Although Richard Martin returned from the Civil War, he had a brother named John Martin who was in the battle at Cloyds Mountain, Virginia, near Pearisburg. I was driving from West Virginia to Virginia and stopped at a monument to read. It was about the battle at Cloyds Mountain. It stated that 800 fell that day. My memory came back about what my father had told me about his Uncle John Martin, who was wounded at Cloyds Mountain that day. During the battle the grass caught fire and John Martin was so wounded that he could not get away and he burned to death at Cloyds Mountain. I am sorry that I did not learn more about John Martin. I wish I knew if he had family other than my great-grandfather, Richard Martin.

I had another great-grandfather from Kentucky who was Captain James Kitchen, who wore the Blue uniform and fought four years under Grant. His brother was four years a spy for the South.

As I write this today, I think how sad in our country such a war took place, truly tearing family and loved ones apart.

Mary Elizabeth Martin married William Flem Thomas from Franklin County, Virginia. She and her husband moved to West Virginia to a very mountainous region. There they raised their family. Mary Elizabeth lived out her life in West Virginia, but she always longed for the Blue Ridge mountains in Virginia. She would say, "I am just down in a hole. Here is a mountain and there is a mountain" (speaking of West Virginia).
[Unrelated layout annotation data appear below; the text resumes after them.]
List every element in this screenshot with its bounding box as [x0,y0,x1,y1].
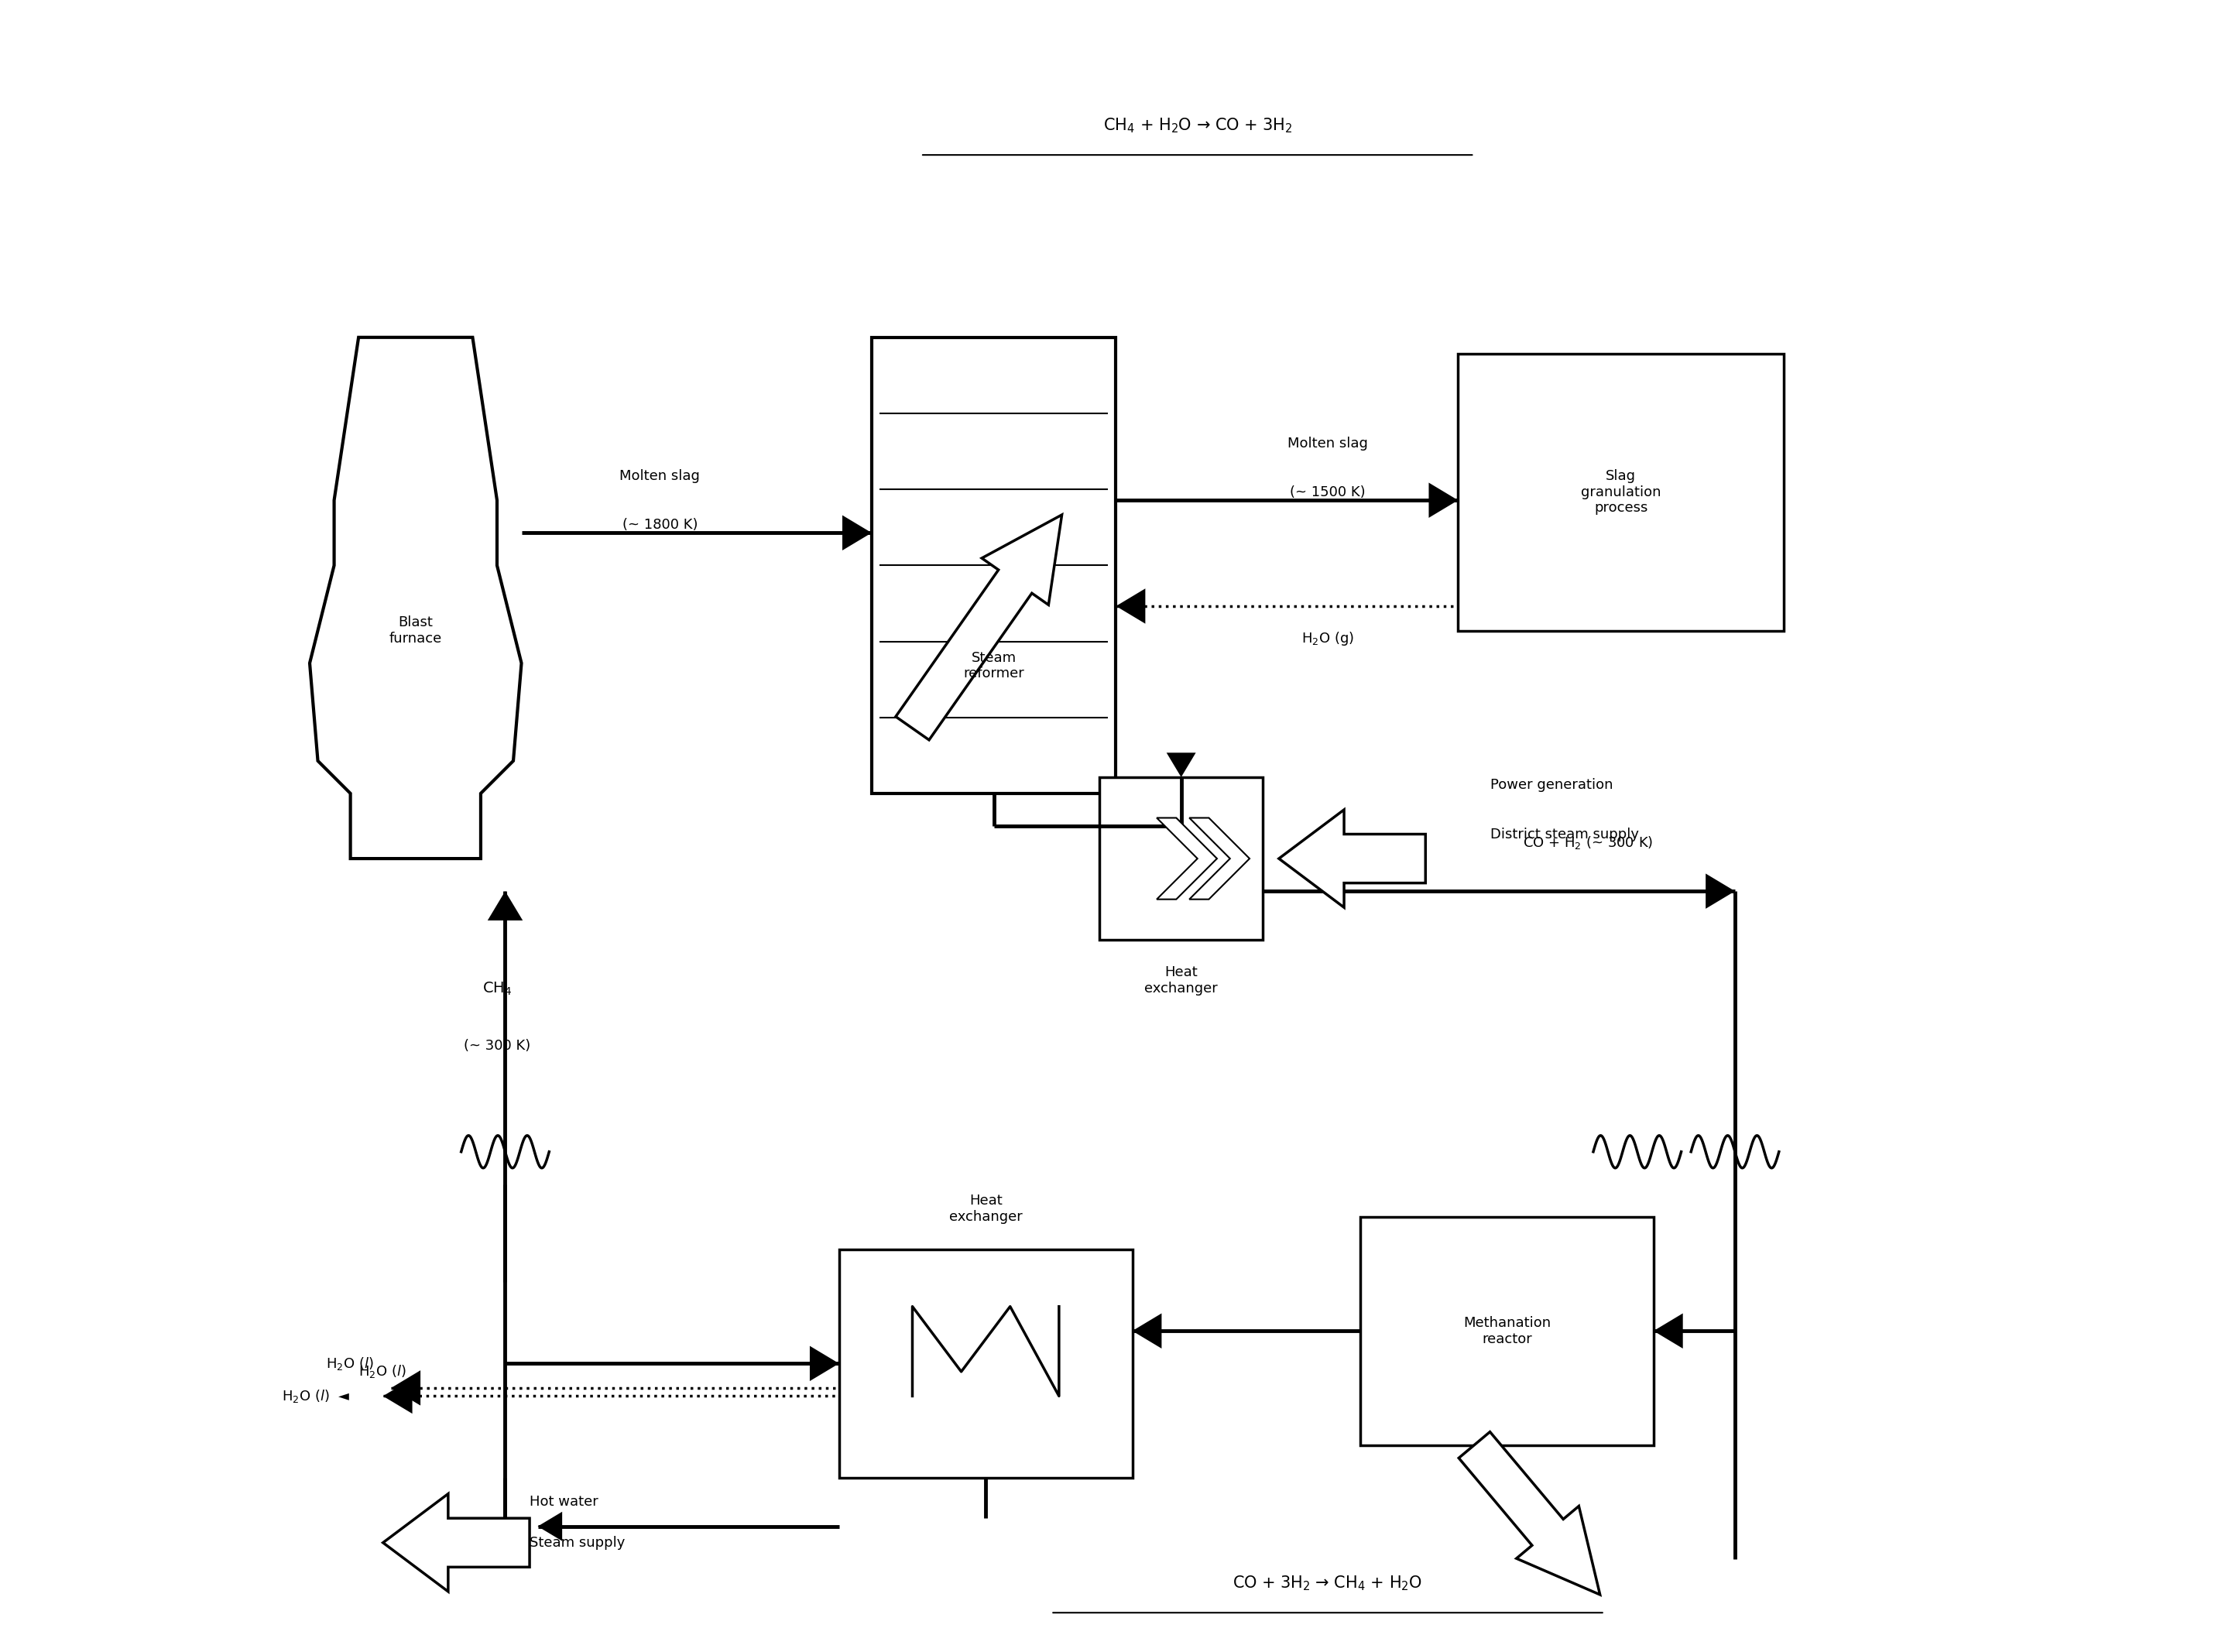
Polygon shape [1132,1313,1161,1348]
Text: CH$_4$: CH$_4$ [482,981,511,998]
Polygon shape [384,1378,413,1414]
Polygon shape [841,515,873,550]
Polygon shape [810,1346,839,1381]
Text: Steam supply: Steam supply [529,1536,625,1550]
Text: (~ 1500 K): (~ 1500 K) [1290,486,1366,499]
Text: H$_2$O ($l$)  ◄: H$_2$O ($l$) ◄ [281,1388,350,1404]
Text: Heat
exchanger: Heat exchanger [949,1194,1022,1224]
Text: Heat
exchanger: Heat exchanger [1145,966,1219,996]
Polygon shape [1190,818,1250,899]
Polygon shape [1654,1313,1683,1348]
FancyBboxPatch shape [1359,1218,1654,1446]
Text: District steam supply: District steam supply [1491,828,1638,841]
Text: Molten slag: Molten slag [1288,436,1368,451]
Text: (~ 300 K): (~ 300 K) [464,1039,531,1052]
Text: CH$_4$ + H$_2$O → CO + 3H$_2$: CH$_4$ + H$_2$O → CO + 3H$_2$ [1103,117,1292,135]
FancyBboxPatch shape [873,337,1116,793]
Polygon shape [895,515,1062,740]
Polygon shape [1460,1432,1600,1594]
Polygon shape [1705,874,1734,909]
Text: CO + 3H$_2$ → CH$_4$ + H$_2$O: CO + 3H$_2$ → CH$_4$ + H$_2$O [1232,1574,1422,1593]
Polygon shape [1156,818,1216,899]
Text: H$_2$O ($l$): H$_2$O ($l$) [326,1355,373,1371]
FancyBboxPatch shape [839,1249,1132,1477]
Text: H$_2$O (g): H$_2$O (g) [1301,629,1355,648]
Text: Methanation
reactor: Methanation reactor [1464,1317,1551,1346]
Polygon shape [1279,809,1426,907]
Polygon shape [487,890,522,920]
Text: Blast
furnace: Blast furnace [388,616,442,646]
Polygon shape [310,337,522,859]
Text: CO + H$_2$ (~ 300 K): CO + H$_2$ (~ 300 K) [1522,834,1654,851]
Polygon shape [538,1512,562,1541]
FancyBboxPatch shape [1100,776,1263,940]
Polygon shape [384,1493,529,1591]
Text: Molten slag: Molten slag [620,469,701,482]
Text: Steam
reformer: Steam reformer [964,651,1024,681]
Text: Hot water: Hot water [529,1495,598,1508]
Text: H$_2$O ($l$): H$_2$O ($l$) [359,1363,406,1379]
Text: (~ 1800 K): (~ 1800 K) [623,517,699,532]
FancyBboxPatch shape [1457,354,1783,631]
Polygon shape [1116,588,1145,624]
Text: Slag
granulation
process: Slag granulation process [1580,469,1661,515]
Polygon shape [391,1371,420,1406]
Polygon shape [1428,482,1457,517]
Text: Power generation: Power generation [1491,778,1614,793]
Polygon shape [1167,753,1196,776]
We had plenty of coal in West Virginia which was bituminous or soft coal. One day a train came and stopped in front of my grandmothers house, but it contained anthracite coal, which was nice, large, shinny lumps. Grandma decided she wanted some of that nice coal from on top of the train car. Although she wore a long dress, she climbed up on top of the coal car and started throwing off big chunks of coal. Another granddaughter was standing watching and laughing because the train was starting to move. When the train started to move, she struggled to climb from the coal train which was going bump-t-bump. She gathered her long skirts up and climbed down the side and jumped down from the side. She was successful in getting the coal.

My grandfather, William Flem Thomas drove the first street car through Bluefield, West Virginia. It was pulled by mules.

The early roads of McDowell County, West Virginia were built about the time my father was a young boy. He was a water boy and helped in the road construction. He also helped to open many of the early mines of this region.

I have wonderful memories of my Grandmother, Mary Elizabeth Martin Thomas. Although I'm in my old age and a grandmother myself, these are still such wonderful memories to me. I loved her very much. She was a mother to me. She was buried at Twin Branch, West Virginia on the side of a mountain and was never able to return to the beautiful Blue Ridge.